\documentclass{amsart}
\input ellc/emac
\title{Homework 3}
\author{Topics in AG: Elliptic Curves}
\begin{document}
\maketitle
Due March 17, 2004
\bigskip
\begin{enumerate}
\item Let $E$ be an elliptic curve in long Weierstrass form.
Show that the tangent at the point $\cO = [0:1:0]$ at
infinity on $E$ is the line at infinity, and that $P$
is a flex (i.e. a point whose tangent intersects $E$
with multiplicity $3$).
\bigskip
\item Let $C$ be a nonsingular cubic curve.

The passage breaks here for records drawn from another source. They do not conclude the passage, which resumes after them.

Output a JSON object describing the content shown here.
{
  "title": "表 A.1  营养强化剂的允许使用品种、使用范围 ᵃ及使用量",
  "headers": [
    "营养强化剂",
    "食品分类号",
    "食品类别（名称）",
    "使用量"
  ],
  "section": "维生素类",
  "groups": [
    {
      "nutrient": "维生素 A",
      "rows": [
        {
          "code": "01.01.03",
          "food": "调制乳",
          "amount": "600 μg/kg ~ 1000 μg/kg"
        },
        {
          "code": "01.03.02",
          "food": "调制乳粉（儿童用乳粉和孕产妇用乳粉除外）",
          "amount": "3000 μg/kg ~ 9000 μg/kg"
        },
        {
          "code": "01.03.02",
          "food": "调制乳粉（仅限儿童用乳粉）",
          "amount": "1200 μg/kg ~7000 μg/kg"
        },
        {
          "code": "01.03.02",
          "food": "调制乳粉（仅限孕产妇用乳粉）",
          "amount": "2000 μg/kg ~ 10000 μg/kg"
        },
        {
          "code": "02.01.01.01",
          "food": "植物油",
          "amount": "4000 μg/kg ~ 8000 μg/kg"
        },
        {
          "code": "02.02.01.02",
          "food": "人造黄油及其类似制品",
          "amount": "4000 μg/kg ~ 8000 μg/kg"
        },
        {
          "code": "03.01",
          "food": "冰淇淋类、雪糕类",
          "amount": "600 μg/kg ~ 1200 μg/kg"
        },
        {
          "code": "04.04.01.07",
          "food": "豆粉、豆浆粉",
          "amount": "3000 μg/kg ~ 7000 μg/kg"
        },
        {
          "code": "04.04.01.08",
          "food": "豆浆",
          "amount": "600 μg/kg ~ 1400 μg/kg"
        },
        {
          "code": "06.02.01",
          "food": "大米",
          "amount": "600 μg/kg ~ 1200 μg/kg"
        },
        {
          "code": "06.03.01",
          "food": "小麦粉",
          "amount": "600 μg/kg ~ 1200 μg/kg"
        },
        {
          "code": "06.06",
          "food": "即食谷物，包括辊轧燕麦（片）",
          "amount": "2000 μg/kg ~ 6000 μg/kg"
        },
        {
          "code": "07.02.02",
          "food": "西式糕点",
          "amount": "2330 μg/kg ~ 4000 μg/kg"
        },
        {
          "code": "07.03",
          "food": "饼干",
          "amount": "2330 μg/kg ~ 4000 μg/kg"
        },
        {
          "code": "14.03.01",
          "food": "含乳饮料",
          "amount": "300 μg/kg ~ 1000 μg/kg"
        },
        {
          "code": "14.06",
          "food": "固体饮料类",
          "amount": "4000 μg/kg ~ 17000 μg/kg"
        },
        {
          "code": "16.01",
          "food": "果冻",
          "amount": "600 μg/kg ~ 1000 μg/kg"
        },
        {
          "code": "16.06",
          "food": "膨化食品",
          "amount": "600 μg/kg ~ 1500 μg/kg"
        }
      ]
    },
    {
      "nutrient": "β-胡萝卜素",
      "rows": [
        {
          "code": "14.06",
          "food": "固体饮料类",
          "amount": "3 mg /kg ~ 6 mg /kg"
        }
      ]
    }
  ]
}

Show that if
\begin{enumerate}
\item $\cO = [0:1:0]$ is on $C$,
\item the tangent at $\cO$ is $Z=0$,
\item $\cO$ is a flex,
\end{enumerate}
then $C$ has Weierstrass form.
\bigskip
\item The results of the preceding two exercises allows you
to transform any nonsingular cubic with a rational flex
into a Weierstrass elliptic curve defined over $\Q$ via
some projective transformation (these bijective maps send
$[X:Y:Z]$ to $[X':Y':Z']$, where $X', Y', Z'$ depend
linearly on $X, Y, Z$).
The curve $C: 9x^3 + y^3 + z^3 - 6xyz = 0$ occurs in a
recent elementary proof of Fermat's Last Theorem for
exponent $3$. It has an obvious rational point $P$;
show that $C$ is nonsingular and that $P$ is a flex.
Compute the tangent $\ell$ to $C$ at $P$ and find a
projective transformation that sends $P$ to $[0:1:0]$
and $\ell$ to the line $Z = 0$; finally, give the
cubic in short Weierstrass form.
\bigskip
\item Compute the group structure of $E(\F_5)$ for the elliptic
curves $E_1: y^2 = x^3-x$ and $E_2: y^2 = x^3-2x$.
\end{enumerate}
\end{document}